Pension Liability Problems - Not Just a US Problem

The US PBGC (Pension Benefit Guaranty Corp.) has issued its annual report, that states that it is short about $22.8 billion in pension liabilities.
This liability grows, as more and more companies declare bankruptcy, and shed their legacy costs.
In Canada, pension liabilities have been building, to the point that the taxpayer will soon be paying the bill (listen up, Stelco...).
How did this happen?

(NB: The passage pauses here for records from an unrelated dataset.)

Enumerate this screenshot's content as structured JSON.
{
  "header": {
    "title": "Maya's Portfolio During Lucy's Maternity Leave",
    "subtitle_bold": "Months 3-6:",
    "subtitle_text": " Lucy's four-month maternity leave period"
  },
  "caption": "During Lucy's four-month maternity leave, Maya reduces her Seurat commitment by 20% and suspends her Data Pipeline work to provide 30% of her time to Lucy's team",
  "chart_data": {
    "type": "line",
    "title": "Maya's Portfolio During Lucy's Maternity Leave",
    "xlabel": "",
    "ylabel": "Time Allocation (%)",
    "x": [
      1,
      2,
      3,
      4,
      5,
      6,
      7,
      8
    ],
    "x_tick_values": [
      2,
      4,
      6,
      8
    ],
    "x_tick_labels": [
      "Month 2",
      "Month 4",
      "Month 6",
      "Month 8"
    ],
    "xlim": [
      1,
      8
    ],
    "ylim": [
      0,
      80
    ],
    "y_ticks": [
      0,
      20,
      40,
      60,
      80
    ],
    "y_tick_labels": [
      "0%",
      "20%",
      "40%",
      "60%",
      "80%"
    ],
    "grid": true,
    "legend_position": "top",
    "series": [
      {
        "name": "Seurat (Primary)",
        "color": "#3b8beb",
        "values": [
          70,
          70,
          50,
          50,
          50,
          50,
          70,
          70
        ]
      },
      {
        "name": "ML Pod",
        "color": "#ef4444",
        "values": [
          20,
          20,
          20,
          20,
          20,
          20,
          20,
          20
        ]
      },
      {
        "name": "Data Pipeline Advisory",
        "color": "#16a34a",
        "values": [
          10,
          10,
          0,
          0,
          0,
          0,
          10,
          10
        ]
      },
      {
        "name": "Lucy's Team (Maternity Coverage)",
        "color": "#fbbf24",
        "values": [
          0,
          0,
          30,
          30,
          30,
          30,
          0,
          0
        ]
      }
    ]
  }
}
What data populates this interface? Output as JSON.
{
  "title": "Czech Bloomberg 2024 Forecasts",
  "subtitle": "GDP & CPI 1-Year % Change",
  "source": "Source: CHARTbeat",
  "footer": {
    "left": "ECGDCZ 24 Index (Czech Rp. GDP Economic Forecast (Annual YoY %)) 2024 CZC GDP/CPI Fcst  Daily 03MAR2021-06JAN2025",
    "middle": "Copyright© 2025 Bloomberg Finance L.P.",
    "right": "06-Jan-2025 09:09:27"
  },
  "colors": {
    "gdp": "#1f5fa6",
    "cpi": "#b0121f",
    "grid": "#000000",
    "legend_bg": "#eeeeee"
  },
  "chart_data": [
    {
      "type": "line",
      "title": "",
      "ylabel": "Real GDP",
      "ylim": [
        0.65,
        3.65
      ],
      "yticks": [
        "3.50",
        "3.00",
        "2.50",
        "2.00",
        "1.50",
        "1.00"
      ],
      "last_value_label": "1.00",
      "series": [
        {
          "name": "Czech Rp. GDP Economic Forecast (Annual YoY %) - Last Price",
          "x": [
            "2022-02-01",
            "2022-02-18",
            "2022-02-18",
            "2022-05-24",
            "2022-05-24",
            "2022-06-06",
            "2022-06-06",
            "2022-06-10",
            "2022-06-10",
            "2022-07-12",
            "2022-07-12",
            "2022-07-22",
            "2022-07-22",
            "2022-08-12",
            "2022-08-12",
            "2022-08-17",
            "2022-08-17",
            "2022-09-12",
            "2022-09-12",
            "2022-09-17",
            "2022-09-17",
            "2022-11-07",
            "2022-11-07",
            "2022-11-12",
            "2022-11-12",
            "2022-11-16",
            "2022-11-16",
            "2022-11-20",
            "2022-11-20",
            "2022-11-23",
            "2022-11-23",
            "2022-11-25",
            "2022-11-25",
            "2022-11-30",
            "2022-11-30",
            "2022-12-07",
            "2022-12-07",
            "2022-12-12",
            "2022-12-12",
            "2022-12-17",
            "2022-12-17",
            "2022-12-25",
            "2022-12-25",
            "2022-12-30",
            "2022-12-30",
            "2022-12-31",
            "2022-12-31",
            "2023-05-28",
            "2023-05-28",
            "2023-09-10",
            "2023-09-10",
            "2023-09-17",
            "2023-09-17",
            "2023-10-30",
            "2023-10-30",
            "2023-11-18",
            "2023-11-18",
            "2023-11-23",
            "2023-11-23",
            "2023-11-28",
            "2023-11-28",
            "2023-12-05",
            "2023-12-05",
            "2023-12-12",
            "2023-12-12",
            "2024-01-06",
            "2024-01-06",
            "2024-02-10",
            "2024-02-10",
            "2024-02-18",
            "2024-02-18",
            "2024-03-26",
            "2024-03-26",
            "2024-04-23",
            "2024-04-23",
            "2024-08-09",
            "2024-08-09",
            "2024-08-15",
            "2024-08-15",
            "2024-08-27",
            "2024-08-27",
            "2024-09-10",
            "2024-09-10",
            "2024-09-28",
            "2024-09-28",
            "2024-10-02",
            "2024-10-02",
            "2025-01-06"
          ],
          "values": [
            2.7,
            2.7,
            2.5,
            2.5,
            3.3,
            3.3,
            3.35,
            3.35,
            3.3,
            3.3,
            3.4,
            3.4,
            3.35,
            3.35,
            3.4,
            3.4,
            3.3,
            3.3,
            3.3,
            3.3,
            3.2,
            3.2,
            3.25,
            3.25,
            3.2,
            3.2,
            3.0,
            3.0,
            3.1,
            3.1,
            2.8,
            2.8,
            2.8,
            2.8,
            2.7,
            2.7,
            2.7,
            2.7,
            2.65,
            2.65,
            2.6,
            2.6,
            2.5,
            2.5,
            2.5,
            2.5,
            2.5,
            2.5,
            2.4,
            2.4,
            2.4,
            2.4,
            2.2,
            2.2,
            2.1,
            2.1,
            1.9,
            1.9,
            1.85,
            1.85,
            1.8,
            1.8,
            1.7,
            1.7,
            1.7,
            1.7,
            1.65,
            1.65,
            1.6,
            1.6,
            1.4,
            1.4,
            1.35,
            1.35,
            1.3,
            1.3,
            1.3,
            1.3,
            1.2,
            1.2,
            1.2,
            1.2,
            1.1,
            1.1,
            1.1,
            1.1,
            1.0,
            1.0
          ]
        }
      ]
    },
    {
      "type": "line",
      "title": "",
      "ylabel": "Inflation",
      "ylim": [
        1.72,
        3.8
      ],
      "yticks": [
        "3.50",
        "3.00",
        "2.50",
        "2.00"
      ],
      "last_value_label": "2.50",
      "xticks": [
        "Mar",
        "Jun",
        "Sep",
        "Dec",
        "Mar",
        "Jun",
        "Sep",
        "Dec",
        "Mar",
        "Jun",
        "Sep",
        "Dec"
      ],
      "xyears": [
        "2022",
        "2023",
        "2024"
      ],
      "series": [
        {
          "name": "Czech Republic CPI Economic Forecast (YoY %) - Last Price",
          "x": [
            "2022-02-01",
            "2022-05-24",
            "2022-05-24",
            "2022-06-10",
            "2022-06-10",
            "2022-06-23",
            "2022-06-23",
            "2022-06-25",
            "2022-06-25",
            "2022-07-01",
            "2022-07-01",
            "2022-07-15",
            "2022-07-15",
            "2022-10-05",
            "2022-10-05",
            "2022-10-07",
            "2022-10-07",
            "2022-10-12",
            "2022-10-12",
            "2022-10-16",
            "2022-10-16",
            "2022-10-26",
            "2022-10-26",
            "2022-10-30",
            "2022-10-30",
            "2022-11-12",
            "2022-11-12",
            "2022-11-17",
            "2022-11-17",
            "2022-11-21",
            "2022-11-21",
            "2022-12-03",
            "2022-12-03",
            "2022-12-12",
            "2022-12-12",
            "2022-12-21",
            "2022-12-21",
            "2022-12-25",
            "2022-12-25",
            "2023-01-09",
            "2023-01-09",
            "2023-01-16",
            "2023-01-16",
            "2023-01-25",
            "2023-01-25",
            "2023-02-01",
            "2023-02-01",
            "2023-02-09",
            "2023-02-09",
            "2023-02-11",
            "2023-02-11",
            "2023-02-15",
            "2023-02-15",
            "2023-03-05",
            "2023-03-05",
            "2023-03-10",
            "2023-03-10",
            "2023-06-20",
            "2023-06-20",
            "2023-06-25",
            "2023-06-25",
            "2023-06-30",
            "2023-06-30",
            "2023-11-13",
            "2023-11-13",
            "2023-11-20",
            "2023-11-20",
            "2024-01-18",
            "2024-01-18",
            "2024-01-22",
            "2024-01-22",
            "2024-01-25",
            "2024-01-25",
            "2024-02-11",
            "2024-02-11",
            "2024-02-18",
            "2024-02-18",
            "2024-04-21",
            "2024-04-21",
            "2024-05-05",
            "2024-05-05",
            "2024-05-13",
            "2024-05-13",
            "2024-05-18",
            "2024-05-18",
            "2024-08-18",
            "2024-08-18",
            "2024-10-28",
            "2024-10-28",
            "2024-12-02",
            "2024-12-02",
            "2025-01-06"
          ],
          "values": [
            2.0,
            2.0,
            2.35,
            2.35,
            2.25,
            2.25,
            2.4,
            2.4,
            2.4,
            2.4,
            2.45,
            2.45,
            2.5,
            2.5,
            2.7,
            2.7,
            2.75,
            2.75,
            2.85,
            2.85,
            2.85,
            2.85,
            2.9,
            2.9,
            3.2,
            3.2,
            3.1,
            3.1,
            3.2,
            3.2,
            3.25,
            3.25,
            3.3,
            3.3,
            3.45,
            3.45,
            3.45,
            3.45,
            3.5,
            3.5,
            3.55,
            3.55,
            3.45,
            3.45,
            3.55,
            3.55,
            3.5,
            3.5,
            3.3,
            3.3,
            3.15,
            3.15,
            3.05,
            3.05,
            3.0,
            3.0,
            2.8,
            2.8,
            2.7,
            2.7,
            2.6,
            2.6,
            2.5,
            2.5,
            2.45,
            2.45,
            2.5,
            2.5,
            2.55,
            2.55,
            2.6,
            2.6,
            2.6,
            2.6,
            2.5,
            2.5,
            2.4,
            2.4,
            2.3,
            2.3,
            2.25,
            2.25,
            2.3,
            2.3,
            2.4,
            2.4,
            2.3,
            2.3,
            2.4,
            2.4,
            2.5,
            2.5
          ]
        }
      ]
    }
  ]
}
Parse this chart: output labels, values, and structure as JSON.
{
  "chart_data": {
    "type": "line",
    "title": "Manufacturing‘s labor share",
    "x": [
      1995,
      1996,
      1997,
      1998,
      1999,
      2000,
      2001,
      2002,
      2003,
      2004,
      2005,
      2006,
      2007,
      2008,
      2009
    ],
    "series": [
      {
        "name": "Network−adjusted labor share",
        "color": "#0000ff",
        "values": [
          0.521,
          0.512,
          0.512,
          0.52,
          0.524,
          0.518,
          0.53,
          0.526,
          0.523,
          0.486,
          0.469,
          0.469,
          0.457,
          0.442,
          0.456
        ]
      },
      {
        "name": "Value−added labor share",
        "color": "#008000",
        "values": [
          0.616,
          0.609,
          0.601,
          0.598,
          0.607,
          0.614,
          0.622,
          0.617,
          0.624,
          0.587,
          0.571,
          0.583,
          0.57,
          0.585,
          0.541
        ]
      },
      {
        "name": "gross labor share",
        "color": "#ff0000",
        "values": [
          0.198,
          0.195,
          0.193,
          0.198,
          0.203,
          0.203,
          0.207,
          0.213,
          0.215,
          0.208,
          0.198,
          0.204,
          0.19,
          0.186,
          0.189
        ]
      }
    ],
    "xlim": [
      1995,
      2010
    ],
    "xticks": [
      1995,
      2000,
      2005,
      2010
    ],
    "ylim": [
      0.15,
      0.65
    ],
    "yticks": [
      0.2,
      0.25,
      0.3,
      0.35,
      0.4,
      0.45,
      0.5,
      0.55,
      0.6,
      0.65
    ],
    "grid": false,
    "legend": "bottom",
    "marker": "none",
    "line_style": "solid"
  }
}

Greedy unions, stupid management, and special kudos to the NDP government of the mid 90s that gave pension contribution holidays to a few companies that were considered "too big to fail".
In order for taxpayers to get a break on bailouts like this, companies, unions and government need to look at the following;
1) The government should mandate defined-contribution plans and eliminate defined benefit plans. Unions should look to their membership and realize that defined benefit plans are great at one point, but increasing COLAs (cost of living allowances) on defined benefit plans will only result in doom and gloom in the future. With such lucrative pension benefits, comapnies can't keep up and remain competitive.
2) Pension liabilities should be fully funded. In fact, there should be steep fines for any company that is found to have unfunded liabilities.
3) In order to make defined-contribution plans more palatable to people, the government should remove the mandatory retirement age. I am sure that there will be more income tax to collect from people working past 65, than what the government would get if people started withdrawing from RRSPs or RRIFs.

Retirement with nice pension benefits is a privilege, not a right. As soon as unions, companies and the government realize this, we the taxpayers, can plan accordingly and determine our own financial fate, instead of letting someone else determine it for us.